◎ 文 《法人》特約撰稿 賈康
2021年作為“十四五”開局之年,中國將進入新發展階段。中央經濟工作會議于去年12月16日至18日在北京召開,對于今年工作給予了全面指導。站在新的起點上,我國經濟應該怎么看,怎么干?筆者略談一些個人看法。
如何跨越“中等收入陷阱”
簡要地說,2020年這個“大疫之年”也是“大考之年”,中國在經歷了對全球產生影響的亞洲金融危機、世界金融危機沖擊之后,取得了“一枝獨秀”的意外表現。去年,全球主要經濟體——發達國家的美、歐、日均呈現負增長,而中國作為新興市場經濟體“帶頭羊”“領頭雁”,至少獲得2%的正增長,位列全球經濟增長貢獻排位第一。
2021年,我國需要繼續按照中高速、高質量發展要求,銜接“十四五”目標和2035年目標,而黨的十九屆五中全會在這方面做了通盤戰略部署。按照筆者的理解,“十四五”目標是什么呢——即在高質量發展推進過程中跨越“中等收入陷阱”。
2019年,我國人均國民收入1萬美元左右,如果保持5%以上的年均增速,到“十四五”結束時,能夠站在高收入經濟體的門檻上,這將具有重大歷史意義,當然也需要經受住一項歷史性考驗——根據1970年全球統計,90%的從中等收入階段向上“跨門檻”的經濟體為“失敗者”,如果跨不上去,各種矛盾就會交織在一起,經濟失速,落入陷阱式停滯狀態。因此,我國需要在戰略思維上居安思危、防患于未然,化解對于可持續發展形成的種種不利因素,抵御可能遇到的巨大不確定性沖擊。
不過,中央在這方面一向具有底線思維,準備應對意料不到的驚濤駭浪,千方百計去爭取最好結果。如果“十四五”能夠跨越“中等收入陷阱”,之后還要推進2035年基本建成社會主義現代化。

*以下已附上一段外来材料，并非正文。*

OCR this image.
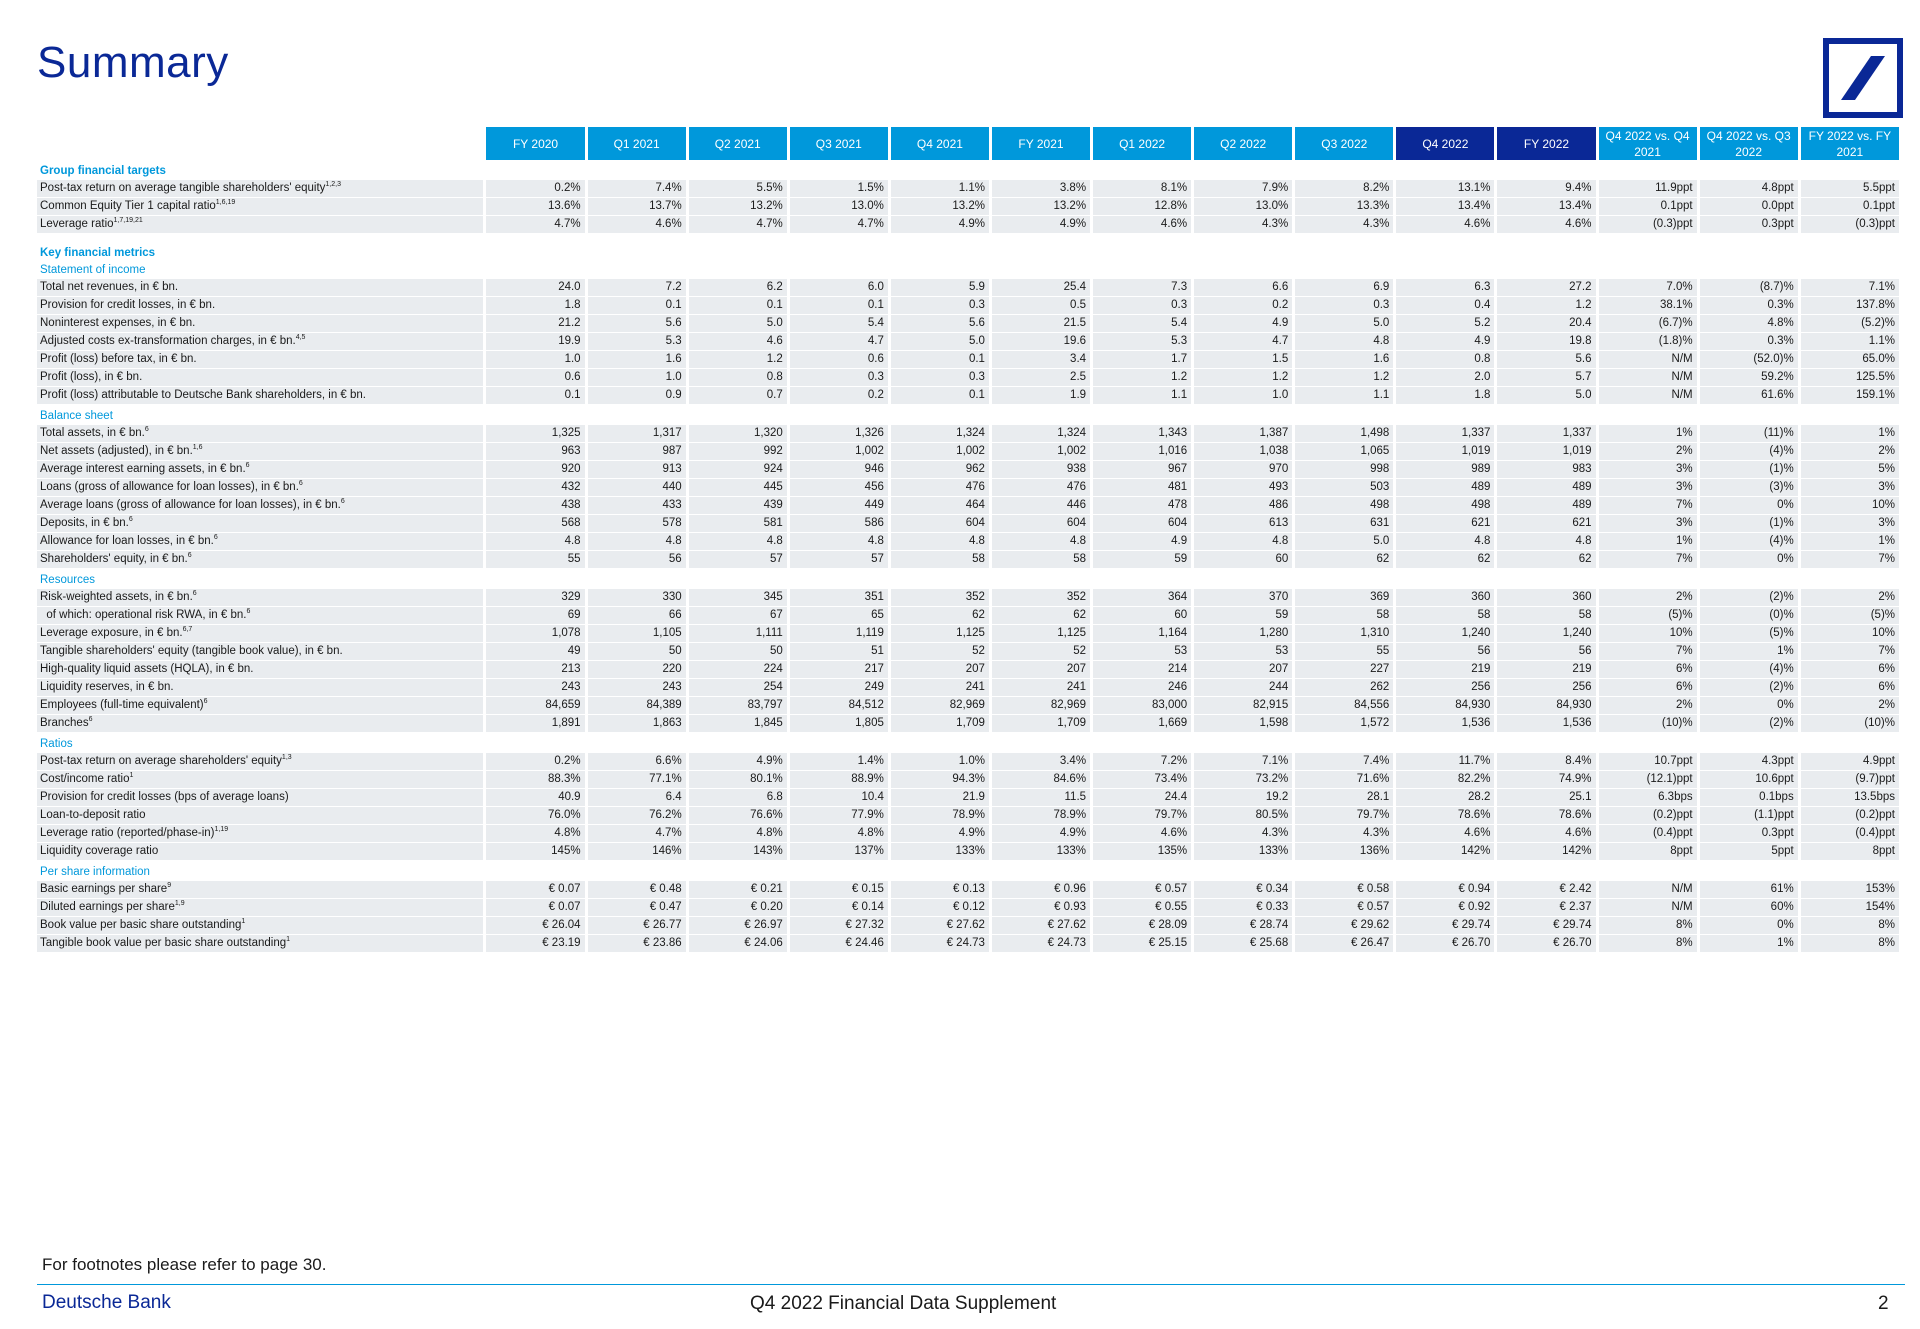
Summary
	FY 2020	Q1 2021	Q2 2021	Q3 2021	Q4 2021	FY 2021	Q1 2022	Q2 2022	Q3 2022	Q4 2022	FY 2022	Q4 2022 vs. Q4 2021	Q4 2022 vs. Q3 2022	FY 2022 vs. FY 2021
Group financial targets														
Post-tax return on average tangible shareholders' equity$^{1,2,3}$	0.2%	7.4%	5.5%	1.5%	1.1%	3.8%	8.1%	7.9%	8.2%	13.1%	9.4%	11.9ppt	4.8ppt	5.5ppt
Common Equity Tier 1 capital ratio$^{1,6,19}$	13.6%	13.7%	13.2%	13.0%	13.2%	13.2%	12.8%	13.0%	13.3%	13.4%	13.4%	0.1ppt	0.0ppt	0.1ppt
Leverage ratio$^{1,7,19,21}$	4.7%	4.6%	4.7%	4.7%	4.9%	4.9%	4.6%	4.3%	4.3%	4.6%	4.6%	(0.3)ppt	0.3ppt	(0.3)ppt

Key financial metrics														
Statement of income														
Total net revenues, in € bn.	24.0	7.2	6.2	6.0	5.9	25.4	7.3	6.6	6.9	6.3	27.2	7.0%	(8.7)%	7.1%
Provision for credit losses, in € bn.	1.8	0.1	0.1	0.1	0.3	0.5	0.3	0.2	0.3	0.4	1.2	38.1%	0.3%	137.8%
Noninterest expenses, in € bn.	21.2	5.6	5.0	5.4	5.6	21.5	5.4	4.9	5.0	5.2	20.4	(6.7)%	4.8%	(5.2)%
Adjusted costs ex-transformation charges, in € bn.$^{4,5}$	19.9	5.3	4.6	4.7	5.0	19.6	5.3	4.7	4.8	4.9	19.8	(1.8)%	0.3%	1.1%
Profit (loss) before tax, in € bn.	1.0	1.6	1.2	0.6	0.1	3.4	1.7	1.5	1.6	0.8	5.6	N/M	(52.0)%	65.0%
Profit (loss), in € bn.	0.6	1.0	0.8	0.3	0.3	2.5	1.2	1.2	1.2	2.0	5.7	N/M	59.2%	125.5%
Profit (loss) attributable to Deutsche Bank shareholders, in € bn.	0.1	0.9	0.7	0.2	0.1	1.9	1.1	1.0	1.1	1.8	5.0	N/M	61.6%	159.1%
Balance sheet														
Total assets, in € bn.$^6$	1,325	1,317	1,320	1,326	1,324	1,324	1,343	1,387	1,498	1,337	1,337	1%	(11)%	1%
Net assets (adjusted), in € bn.$^{1,6}$	963	987	992	1,002	1,002	1,002	1,016	1,038	1,065	1,019	1,019	2%	(4)%	2%
Average interest earning assets, in € bn.$^6$	920	913	924	946	962	938	967	970	998	989	983	3%	(1)%	5%
Loans (gross of allowance for loan losses), in € bn.$^6$	432	440	445	456	476	476	481	493	503	489	489	3%	(3)%	3%
Average loans (gross of allowance for loan losses), in € bn.$^6$	438	433	439	449	464	446	478	486	498	498	489	7%	0%	10%
Deposits, in € bn.$^6$	568	578	581	586	604	604	604	613	631	621	621	3%	(1)%	3%
Allowance for loan losses, in € bn.$^6$	4.8	4.8	4.8	4.8	4.8	4.8	4.9	4.8	5.0	4.8	4.8	1%	(4)%	1%
Shareholders' equity, in € bn.$^6$	55	56	57	57	58	58	59	60	62	62	62	7%	0%	7%
Resources														
Risk-weighted assets, in € bn.$^6$	329	330	345	351	352	352	364	370	369	360	360	2%	(2)%	2%
of which: operational risk RWA, in € bn.$^6$	69	66	67	65	62	62	60	59	58	58	58	(5)%	(0)%	(5)%
Leverage exposure, in € bn.$^{6,7}$	1,078	1,105	1,111	1,119	1,125	1,125	1,164	1,280	1,310	1,240	1,240	10%	(5)%	10%
Tangible shareholders' equity (tangible book value), in € bn.	49	50	50	51	52	52	53	53	55	56	56	7%	1%	7%
High-quality liquid assets (HQLA), in € bn.	213	220	224	217	207	207	214	207	227	219	219	6%	(4)%	6%
Liquidity reserves, in € bn.	243	243	254	249	241	241	246	244	262	256	256	6%	(2)%	6%
Employees (full-time equivalent)$^6$	84,659	84,389	83,797	84,512	82,969	82,969	83,000	82,915	84,556	84,930	84,930	2%	0%	2%
Branches$^6$	1,891	1,863	1,845	1,805	1,709	1,709	1,669	1,598	1,572	1,536	1,536	(10)%	(2)%	(10)%
Ratios														
Post-tax return on average shareholders' equity$^{1,3}$	0.2%	6.6%	4.9%	1.4%	1.0%	3.4%	7.2%	7.1%	7.4%	11.7%	8.4%	10.7ppt	4.3ppt	4.9ppt
Cost/income ratio$^1$	88.3%	77.1%	80.1%	88.9%	94.3%	84.6%	73.4%	73.2%	71.6%	82.2%	74.9%	(12.1)ppt	10.6ppt	(9.7)ppt
Provision for credit losses (bps of average loans)	40.9	6.4	6.8	10.4	21.9	11.5	24.4	19.2	28.1	28.2	25.1	6.3bps	0.1bps	13.5bps
Loan-to-deposit ratio	76.0%	76.2%	76.6%	77.9%	78.9%	78.9%	79.7%	80.5%	79.7%	78.6%	78.6%	(0.2)ppt	(1.1)ppt	(0.2)ppt
Leverage ratio (reported/phase-in)$^{1,19}$	4.8%	4.7%	4.8%	4.8%	4.9%	4.9%	4.6%	4.3%	4.3%	4.6%	4.6%	(0.4)ppt	0.3ppt	(0.4)ppt
Liquidity coverage ratio	145%	146%	143%	137%	133%	133%	135%	133%	136%	142%	142%	8ppt	5ppt	8ppt
Per share information														
Basic earnings per share$^9$	€ 0.07	€ 0.48	€ 0.21	€ 0.15	€ 0.13	€ 0.96	€ 0.57	€ 0.34	€ 0.58	€ 0.94	€ 2.42	N/M	61%	153%
Diluted earnings per share$^{1,9}$	€ 0.07	€ 0.47	€ 0.20	€ 0.14	€ 0.12	€ 0.93	€ 0.55	€ 0.33	€ 0.57	€ 0.92	€ 2.37	N/M	60%	154%
Book value per basic share outstanding$^1$	€ 26.04	€ 26.77	€ 26.97	€ 27.32	€ 27.62	€ 27.62	€ 28.09	€ 28.74	€ 29.62	€ 29.74	€ 29.74	8%	0%	8%
Tangible book value per basic share outstanding$^1$	€ 23.19	€ 23.86	€ 24.06	€ 24.46	€ 24.73	€ 24.73	€ 25.15	€ 25.68	€ 26.47	€ 26.70	€ 26.70	8%	1%	8%
For footnotes please refer to page 30.
Deutsche Bank	Q4 2022 Financial Data Supplement	2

所以,今年作為“十四五”開局之年意義重大。
如果粗放地前瞻,今年經濟運行似乎確定性明顯,國際機構、國內專家的看法大體一致:2021年在具體運行速度上,一定是前高后低,與去年正好相反。因為2020年情況特殊,年初一季度增速曾“一落千丈”,預計今年第一季度同比增速表現良好,之后逐季回落,全年預估GDP應該在8%以上。
當然,也存在一些謹慎的說法,比如有專家稱“可看7.5%”??傊?,不要太計較7.5%還是8%,只要總體來說是恢復性趨勢應該值得欣慰。對于潛在經濟增長率,中國目前估計6%,但此增速已是大經濟體里的高速值,關鍵在于增長質量的提高。相對而言,大家最為關注的不確定性是疫情因素,不過隨著2021年新冠肺炎疫苗開始普及,前景令人樂觀。
民營企業是“自己人”
在“怎么看”之后,需要考慮“怎么干”的問題。筆者認為兩個概念值得特別重視:一個是“系統論指導下的雙循環”;另一個是“供給側改革+需求管理”。
“雙循環”概念非常明確,一個開放經濟體必然是“雙循環”的,其新意在于要“以內循環為主體”,此舉可以更好掌握主動性,防御非確定性不良影響。我國戰略思維需要倚仗雄厚的本土市場經濟潛力釋放,才能更好地穩定、持續發展,掌握主動權,應對國際風云變幻。特別是中美關系,美國總統更迭對中國的困擾和不利因素不可小覷,需要做好充分思想準備。同時,“內循環”不能放棄“外循環”努力。比如調整和改變原有貿易結構,部分考慮“出口轉內銷”。
另外,目前中央特別強調“在供給側結構性改革主線扭住不放的同時,在需求側加強管理”,首次提出了需求側改革的概念。中央經濟工作會議上還提出“優化需求管理”要求,應該說還屬于調控范疇,需要與相關制度結合。這是一個系統論,應全面認識和把握,其要領總結如下:
首先是改革與發展層面。當下,全社會需要更加重視創新與規范的關系。改革開放以來,以民營企業為主體的“新經濟”經歷“燒錢”階段,沖到了頭部企業地位,其貢獻和發展應予充分肯定。但是,還是要處理好創新與規范的關系。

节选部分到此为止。